- Born: 1955 (age 70–71) Ürümqi, Xinjiang, China
- Education: Wuhan University University of California, Los Angeles Massachusetts Institute of Technology
- Spouse: Xinnian Dong
- Scientific career
- Fields: Oncology
- Workplaces: Duke University
- Academic advisors: Robert Weinberg

= Xiao-Fan Wang =

Sino-American oncologist (born 1955)

Xiao-Fan Wang (王小凡 (Wāng Xiǎofán); born 1955) is a Chinese-American oncologist. He is the Donald and Elizabeth Cooke Professor of Cancer Research at Duke University School of Medicine.

==Biography==
Wang was born in Ürümqi, Xinjiang, China in 1955. His family moved to a village in Henan province in the 1970s, during the Cultural Revolution, his mother was imprisoned by local government for "historical questions". Wang was raised by his paternal grandmother. Before graduating from primary school, he was assigned to work as a worker in a factory for 8 years. After resuming the college entrance examination, he entered Wuhan University, majoring in biochemistry, where he graduated in 1982. After college, he was accepted to the Chinese Academy of Sciences, he attended the China-United States Biochemistry Examination and Application (CUSBEA) and was sent abroad to study at the expense of the Chinese government with his wife Xinnian Dong. Wang earned his doctor's degree in biology from the University of California, Los Angeles in 1986. He did post-doctoral research at the Whitehead Institute for Biomedical Research, Massachusetts Institute of Technology from 1987 to 1992 under Professor Robert Weinberg.

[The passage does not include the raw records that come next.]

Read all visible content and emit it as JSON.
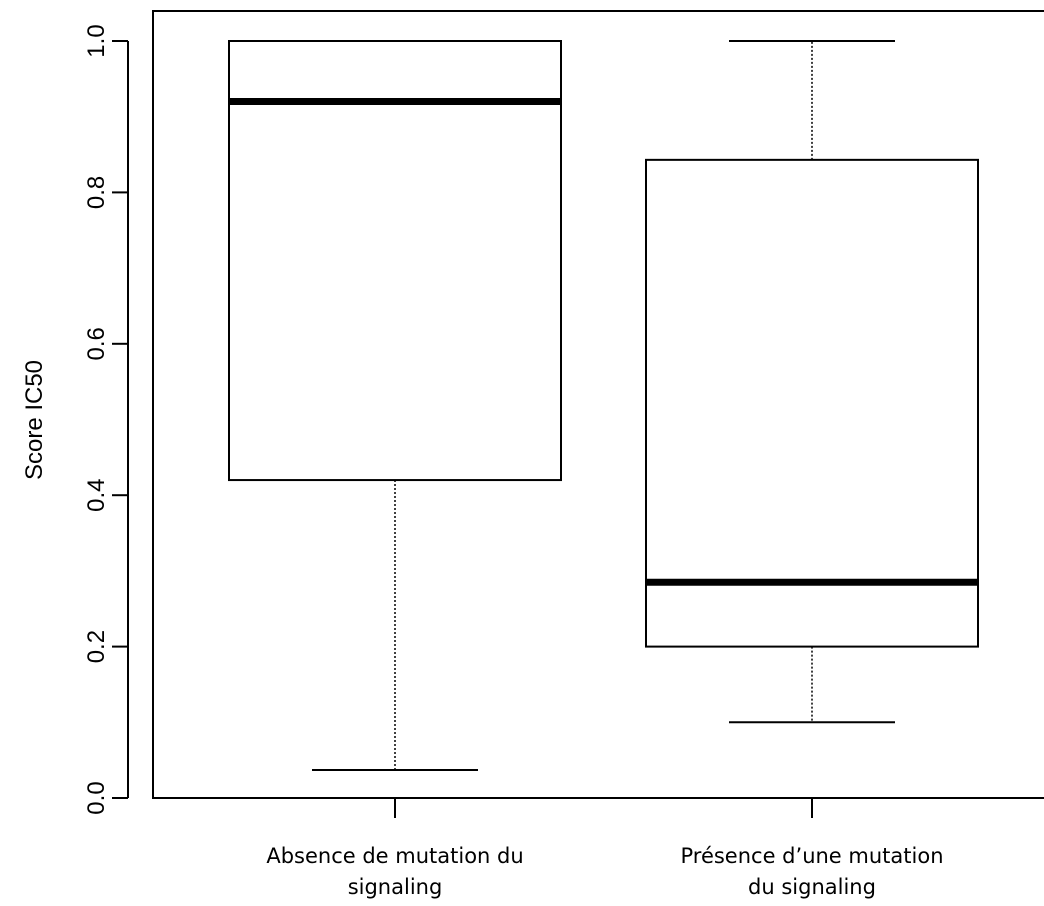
{
  "chart_data": {
    "type": "boxplot",
    "title": "",
    "xlabel": "",
    "ylabel": "Score IC50",
    "ylim": [
      0.0,
      1.0
    ],
    "yticks": [
      "0.0",
      "0.2",
      "0.4",
      "0.6",
      "0.8",
      "1.0"
    ],
    "ytick_values": [
      0.0,
      0.2,
      0.4,
      0.6,
      0.8,
      1.0
    ],
    "grid": false,
    "categories": [
      [
        "Absence de mutation du",
        "signaling"
      ],
      [
        "Présence d’une mutation",
        "du signaling"
      ]
    ],
    "boxes": [
      {
        "whisker_low": 0.037,
        "q1": 0.42,
        "median": 0.92,
        "q3": 1.0,
        "whisker_high": 1.0
      },
      {
        "whisker_low": 0.1,
        "q1": 0.2,
        "median": 0.285,
        "q3": 0.843,
        "whisker_high": 1.0
      }
    ]
  }
}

Wang has taught at Duke University since 1992. He was promoted to associate professor in 1992 and to full Professor in 2003.

Wang was elected as a foreign academician of the Chinese Academy of Sciences on November 28, 2017.

==Personal life==
Wang's father-in-law, Dong Fureng (董辅礽; 1927-2004), was a Chinese-American economist. His mother-in-law, Liu Ainian (刘蔼年), is a Chinese-American ophthalmologist. His wife, Xinnian Dong (董欣年), is a professor at Duke University and an academician of the American Academy of Arts and Sciences and National Academy of Sciences.